Con mayoría de críticas favorables pero algunas quejas de los fans por el séptimo capítulo, la serie cubrió las expectativas. Sin embargo, hay algunos nubarrones en el horizonte.
31 de Octubre de 2017

La temporada más esperada de la última parte del año dejó buenas críticas y sensaciones, aunque no homogéneas. Mientras muchos sitios, en general surgidos en la era online y dedicados de lleno al entretenimiento audiovisual, hablaron hasta loas sobre la oscuridad que ganaba la serie, la incorporación de nuevos personajes y cómo iban creciendo los ya conocidos, los originarios del tiempo analógico y dedicados a la información y el interés general se mostraron más bien algo decepcionados y apuntando al exceso de nostalgia al que apela la segunda temporada de Stranger Things.

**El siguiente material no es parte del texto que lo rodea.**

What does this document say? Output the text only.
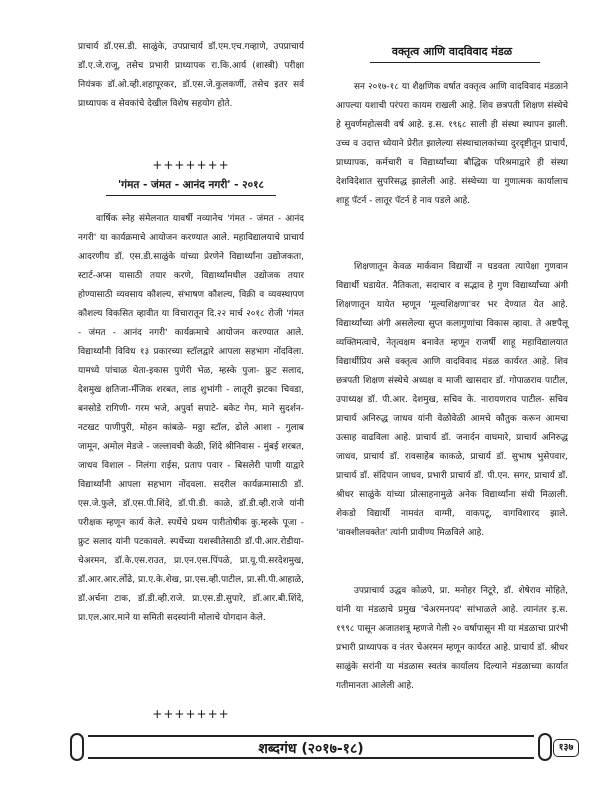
प्राचार्य डॉ.एस.डी. साळुंके, उपप्राचार्य डॉ.एम.एच.गव्हाणे, उपप्राचार्य डॉ.ए.जे.राजू, तसेच प्रभारी प्राध्यापक रा.कि.आर्य (शास्त्री) परीक्षा नियंत्रक डॉ.ओ.व्ही.शहापूरकर, डॉ.एस.जे.कुलकर्णी, तसेच इतर सर्व प्राध्यापक व सेवकांचे देखील विशेष सहयोग होते.

+++++++
'गंमत - जंमत - आनंद नगरी' - २०१८

वार्षिक स्नेह संमेलनात यावर्षी नव्यानेच 'गंमत - जंमत - आनंद नगरी' या कार्यक्रमाचे आयोजन करण्यात आले. महाविद्यालयाचे प्राचार्य आदरणीय डॉ. एस.डी.साळुंके यांच्या प्रेरणेने विद्यार्थ्यांना उद्योजकता, स्टार्ट-अप्स यासाठी तयार करणे, विद्यार्थ्यांमधील उद्योजक तयार होण्यासाठी व्यवसाय कौशल्य, संभाषण कौशल्य, विक्री व व्यवस्थापण कौशल्य विकसित व्हावीत या विचारातून दि.२२ मार्च २०१८ रोजी 'गंमत - जंमत - आनंद नगरी' कार्यक्रमाचे आयोजन करण्यात आले. विद्यार्थ्यांनी विविध १३ प्रकारच्या स्टॉलद्वारे आपला सहभाग नोंदविला. यामध्ये पांचाळ थेता-इकास पुणेरी भेळ, म्हस्के पुजा- फ्रुट सलाद, देशमुख क्षतिजा-मँजिक शरबत, लाड शुभांगी - लातूरी झटका चिवडा, बनसोडे रागिणी- गरम भजे, अपुर्वा सपाटे- बकेट गेम, माने सुदर्शन-नटखट पाणीपुरी, मोहन कांबळे- मठ्ठा स्टॉल, ढोले आशा - गुलाब जामून, अमोल मेडजे - जल्लावची केळी, शिंदे श्रीनिवास - मुंबई शरबत, जाधव विशाल - निलंगा राईस, प्रताप पवार - बिसलेरी पाणी याद्वारे विद्यार्थ्यांनी आपला सहभाग नोंदवला. सदरील कार्यक्रमासाठी डॉ. एस.जे.फुले, डॉ.एस.पी.शिंदे, डॉ.पी.डी. काळे, डॉ.डी.व्ही.राजे यांनी परीक्षक म्हणून कार्य केले. स्पर्धेचे प्रथम पारीतोषीक कु.म्हस्के पूजा - फ्रुट सलाद यांनी पटकावले. स्पर्धेच्या यशस्वीतेसाठी डॉ.पी.आर.रोडीया-चेअरमन, डॉ.के.एस.राउत, प्रा.एन.एस.पिंपळे, प्रा.यू.पी.सरदेशमुख, डॉ.आर.आर.लोंढे, प्रा.ए.के.शेख, प्रा.एस.व्ही.पाटील, प्रा.सी.पी.आहाळे, डॉ.अर्चना टाक, डॉ.डी.व्ही.राजे. प्रा.एस.डी.सुपारे, डॉ.आर.बी.शिंदे, प्रा.एल.आर.माने या समिती सदस्यांनी मोलाचे योगदान केले.

+++++++
वक्तृत्व आणि वादविवाद मंडळ

सन २०१७-१८ या शैक्षणिक वर्षात वक्तृत्व आणि वादविवाद मंडळाने आपल्या यशाची परंपरा कायम राखली आहे. शिव छत्रपती शिक्षण संस्थेचे हे सुवर्णमहोत्सवी वर्ष आहे. इ.स. १९६८ साली ही संस्था स्थापन झाली. उच्च व उदात्त ध्येयाने प्रेरीत झालेल्या संस्थाचालकांच्या दुरदृष्टीतून प्राचार्य, प्राध्यापक, कर्मचारी व विद्यार्थ्यांच्या बौद्धिक परिश्रमाद्वारे ही संस्था देशविदेशात सुपरिसद्ध झालेली आहे. संस्थेच्या या गुणात्मक कार्यालाच शाहू पॅटर्न - लातूर पॅटर्न हे नाव पडले आहे.

शिक्षणातून केवळ मार्कवान विद्यार्थी न घडवता त्यापेक्षा गुणवान विद्यार्थी घडायेत. नैतिकता, सदाचार व सद्भाव हे गुण विद्यार्थ्यांच्या अंगी शिक्षणातून यायेत म्हणून 'मूल्यशिक्षणा'वर भर देण्यात येत आहे. विद्यार्थ्यांच्या अंगी असलेल्या सुप्त कलागुणांचा विकास व्हावा. ते अष्टपैलू व्यक्तिमत्वाचे, नेतृत्वक्षम बनावेत म्हणून राजर्षी शाहू महाविद्यालयात विद्यार्थीप्रिय असे वक्तृत्व आणि वादविवाद मंडळ कार्यरत आहे. शिव छत्रपती शिक्षण संस्थेचे अध्यक्ष व माजी खासदार डॉ. गोपाळराव पाटील, उपाध्यक्ष डॉ. पी.आर. देशमुख, सचिव के. नारायणराव पाटील- सचिव प्राचार्य अनिरुद्ध जाधव यांनी वेळोवेळी आमचे कौतुक करून आमचा उत्साह वाढविला आहे. प्राचार्य डॉ. जनार्दन वाघमारे, प्राचार्य अनिरुद्ध जाधव, प्राचार्य डॉ. रावसाहेब काकळे, प्राचार्य डॉ. सुभाष भुसेपवार, प्राचार्य डॉ. संदिपान जाधव, प्रभारी प्राचार्य डॉ. पी.एन. सगर, प्राचार्य डॉ. श्रीधर साळुंके यांच्या प्रोत्साहनामुळे अनेक विद्यार्थ्यांना संधी मिळाली. शेकडो विद्यार्थी नामवंत वाग्मी, वाकपटू, वागविशारद झाले. 'वाक्शीलवक्तेत' त्यांनी प्रावीण्य मिळविले आहे.

उपप्राचार्य उद्धव कोळपे, प्रा. मनोहर निटूरे, डॉ. शेषेराव मोहिते, यांनी या मंडळाचे प्रमुख 'चेअरमनपद' सांभाळले आहे. त्यानंतर इ.स. १९९८ पासून अजातशत्रू म्हणजे गेली २० वर्षापासून मी या मंडळाचा प्रारंभी प्रभारी प्राध्यापक व नंतर चेअरमन म्हणून कार्यरत आहे. प्राचार्य डॉ. श्रीधर साळुंके सरांनी या मंडळास स्वतंत्र कार्यालय दिल्याने मंडळाच्या कार्यात गतीमानता आलेली आहे.

शब्दगंध (२०१७-१८)	१३७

Incluso en varios foros se conoció la queja de los seguidores acerca del séptimo episodio, titulado La hermana perdida. Entre las críticas salientes a ese giro de la historia cerca del cierre de esta segunda entrega seriada, figura es la aparición de personajes sin un desarrollo adecuado, casi como de prepo. “Es importante para Ross y para mí probar cosas y no sentir que estamos haciendo lo mismo una y otra vez -dijeron en su descargo los creadores Ross y Matt Duffer-. Es casi como hacer un episodio piloto entero en mitad de la temporada, lo cual es un poco locura. Pero fue realmente divertido escribirlo, buscar el casting y trabajar en ello.” Y aprovecharon también para explicar la tardanza en la apariciòn de Eleven en la trama de esta temporada: “Fue el riesgo más grande que tomamos. No queríamos que, simplemente, salvase a todos mágicamente. Como Luke Skywalker, necesitaba tomar decisiones sola y aprender algo por ella misma”.

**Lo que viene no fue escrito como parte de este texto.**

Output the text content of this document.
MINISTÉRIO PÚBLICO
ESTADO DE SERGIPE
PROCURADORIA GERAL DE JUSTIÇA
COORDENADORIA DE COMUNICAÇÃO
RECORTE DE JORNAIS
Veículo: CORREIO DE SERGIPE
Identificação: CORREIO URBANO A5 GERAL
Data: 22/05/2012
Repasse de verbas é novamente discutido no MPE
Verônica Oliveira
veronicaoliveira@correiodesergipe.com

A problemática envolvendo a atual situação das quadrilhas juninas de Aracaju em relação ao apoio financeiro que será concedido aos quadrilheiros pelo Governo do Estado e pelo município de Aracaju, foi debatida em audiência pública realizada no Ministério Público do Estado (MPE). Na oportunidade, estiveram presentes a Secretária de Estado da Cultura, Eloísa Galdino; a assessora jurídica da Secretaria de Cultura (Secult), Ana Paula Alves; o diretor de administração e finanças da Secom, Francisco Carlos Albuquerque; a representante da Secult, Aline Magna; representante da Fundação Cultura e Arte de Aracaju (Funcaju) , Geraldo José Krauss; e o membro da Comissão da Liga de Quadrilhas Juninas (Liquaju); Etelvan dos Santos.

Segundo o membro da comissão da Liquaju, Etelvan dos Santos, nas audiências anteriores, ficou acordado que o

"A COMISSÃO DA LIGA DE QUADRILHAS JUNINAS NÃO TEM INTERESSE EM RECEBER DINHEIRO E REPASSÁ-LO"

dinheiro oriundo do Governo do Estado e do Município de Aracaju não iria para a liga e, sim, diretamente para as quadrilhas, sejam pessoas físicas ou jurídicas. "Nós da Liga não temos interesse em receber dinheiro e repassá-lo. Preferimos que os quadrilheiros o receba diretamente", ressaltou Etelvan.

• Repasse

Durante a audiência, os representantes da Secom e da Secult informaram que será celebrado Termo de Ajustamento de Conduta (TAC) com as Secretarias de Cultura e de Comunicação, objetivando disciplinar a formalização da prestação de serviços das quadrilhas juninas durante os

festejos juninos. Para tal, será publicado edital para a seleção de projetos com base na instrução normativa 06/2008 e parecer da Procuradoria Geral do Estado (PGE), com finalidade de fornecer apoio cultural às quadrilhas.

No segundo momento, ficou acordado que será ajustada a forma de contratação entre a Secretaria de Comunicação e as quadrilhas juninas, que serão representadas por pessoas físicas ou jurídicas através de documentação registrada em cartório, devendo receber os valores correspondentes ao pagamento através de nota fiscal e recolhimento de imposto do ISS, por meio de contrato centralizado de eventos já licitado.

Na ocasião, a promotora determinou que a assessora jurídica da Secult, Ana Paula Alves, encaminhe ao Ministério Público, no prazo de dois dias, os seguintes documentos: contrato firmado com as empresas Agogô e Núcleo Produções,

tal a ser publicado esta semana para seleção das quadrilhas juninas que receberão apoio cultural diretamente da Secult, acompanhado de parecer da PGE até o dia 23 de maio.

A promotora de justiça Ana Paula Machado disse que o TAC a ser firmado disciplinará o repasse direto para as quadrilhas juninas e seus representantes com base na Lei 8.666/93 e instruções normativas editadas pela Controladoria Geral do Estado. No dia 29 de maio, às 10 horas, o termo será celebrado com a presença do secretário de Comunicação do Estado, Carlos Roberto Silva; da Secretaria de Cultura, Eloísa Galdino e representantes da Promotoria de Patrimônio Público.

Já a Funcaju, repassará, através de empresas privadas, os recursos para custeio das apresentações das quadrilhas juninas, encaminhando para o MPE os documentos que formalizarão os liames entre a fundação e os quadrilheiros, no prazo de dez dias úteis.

Dentro de lo que se consideró un panorama altamente alentador, ya que la serie tuvo la repercusión y la visualización compulsiva que Netflix esperaba, apareció un nubarrón importante: Jonathan Byers no pudo asistir a la presentación de la serie en Los Ángeles ya que fue detenido y deportado al Reino Unido por posesión de drogas. Más allá del episodio en sí, que resultó un mal trago en Netflix agravado por la acusación de acoso sexual sobre Kevin Spacey -la empresa quiere su imagen lo más limpia posible-, debido a las leyes de Estados Unidos es posible que Byers no pueda volver a ingresar al país por un tiempo, algo que traería problemas para el rodaje de la siguiente temporada y, lo que es peor, para buscar una “salida decorosa” de su personaje en la historia.